On attendait donc beaucoup de cette nouvelle édition, commentée qui plus est par Hugues Dayez -auteur d’une remarquable biographie de Peyo en 2003, à propos d’une œuvre qui a encore connu récemment des appropriations politiques, montrant que le message de Peyo traverse les époques.
Cependant, on apprend peu d’éléments qui n’aient déjà été mentionnés par ailleurs, ce qui est grandement décevant quand l’occasion est enfin donnée de commenter un album complet. La présente édition offre davantage une chronique de la vie de Peyo et du Journal de Spirou au moment de la prépublication de l’épisode dans l’hebdomadaire, de septembre 1964 à mai 1965, qu’un véritable commentaire "planche par planche" comme l’indique le quatrième de couverture. Au lieu de ça, quelques (demi-) pages se perdent en anecdotes qui n’ont pas grand chose à voir avec l’histoire, comme l’origine du bleu des Schtroumpfs ou la publicité pour les chocolateries belges Kwatta...
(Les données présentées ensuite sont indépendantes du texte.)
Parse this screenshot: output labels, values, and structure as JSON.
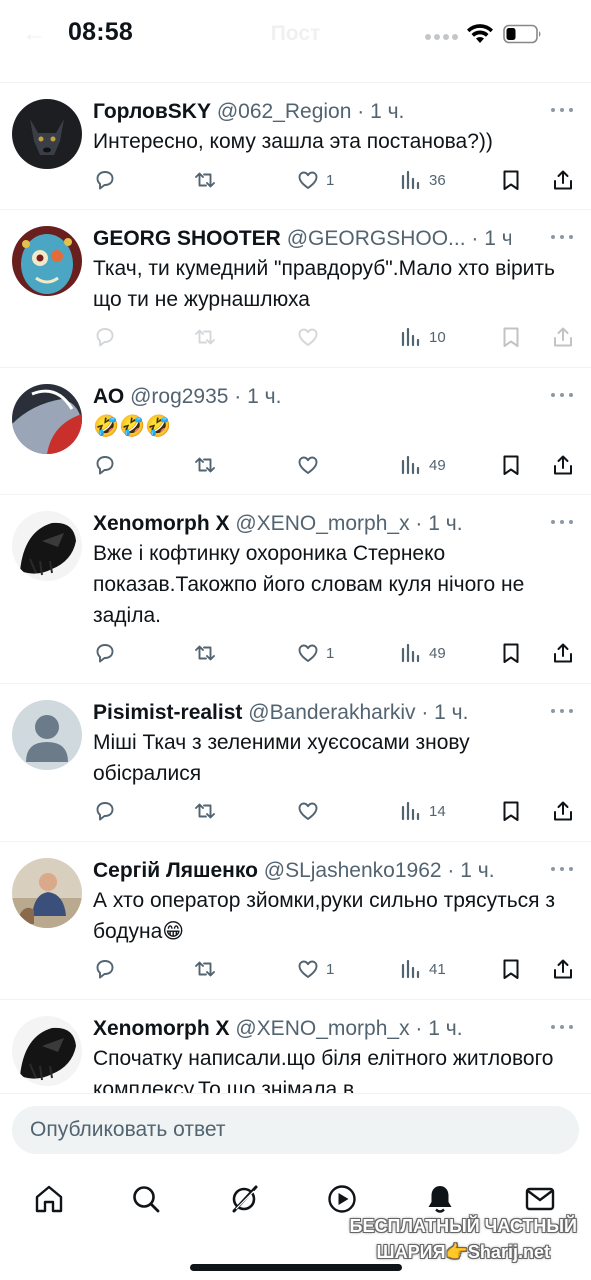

Dans un album aussi riche, il y avait pourtant beaucoup à dire sur la façon dont la politique est représentée en BD, notamment lors des campagnes électorales. Lucky Luke contre Joss Jamon est à plusieurs reprises mobilisé en guise de comparaison, mais on aurait aimé la référence à Ruée sur l’Oklahoma, dans lequel la description de la campagne municipale, avec les utilisations absurdes du mot « inique », que personne ne comprend, est un grand moment de finesse davantage comparable à la fameuse allocution du Schtroumpfissime-candidat, usant et abusant du langage « schtroumpf » pour prononcer un discours que chacun peut comprendre à sa convenance. À travers la futilité et l’hypocrisie du programme électoral, c’est en fait la versatilité des électeurs que Peyo brocarde : le maintien du Schtroumpfissime dépend de la capacité à détourner les contestations et à chercher leur alliance : le Schtroumpf Costaud se révolte et met en péril l’autorité du Schtroumpfissime ? Qu’à cela ne tienne, il devient « grand capitaine en chef des services de protection de la légalité Schtroumpf » ! Pas besoin d’aller chercher bien loin pour illustrer la contemporanéité des retournements de veste...
En revanche, on appréciera les éclairantes remarques sur le graphique et les effets que produit le style de Peyo tels que la perspective « ras du sol », les « chutes de pages » pour entretenir le suspens chez les lecteurs de Spirou d’une semaine sur l’autre, et le découpage du scénario sur cinq bandes au moment de l’abandon du format du mini-récit, créant des planches très denses dans lesquelles les gags abondent, notamment lors de l’hilarante expédition punitive organisée en forêt par le Schtroumpfissime pour combattre les insoumis.
Au final, les amateurs lointains des Schtroumpfs et de la bande dessinée y trouveront de quoi satisfaire leur curiosité ; les autres resteront sur leur faim.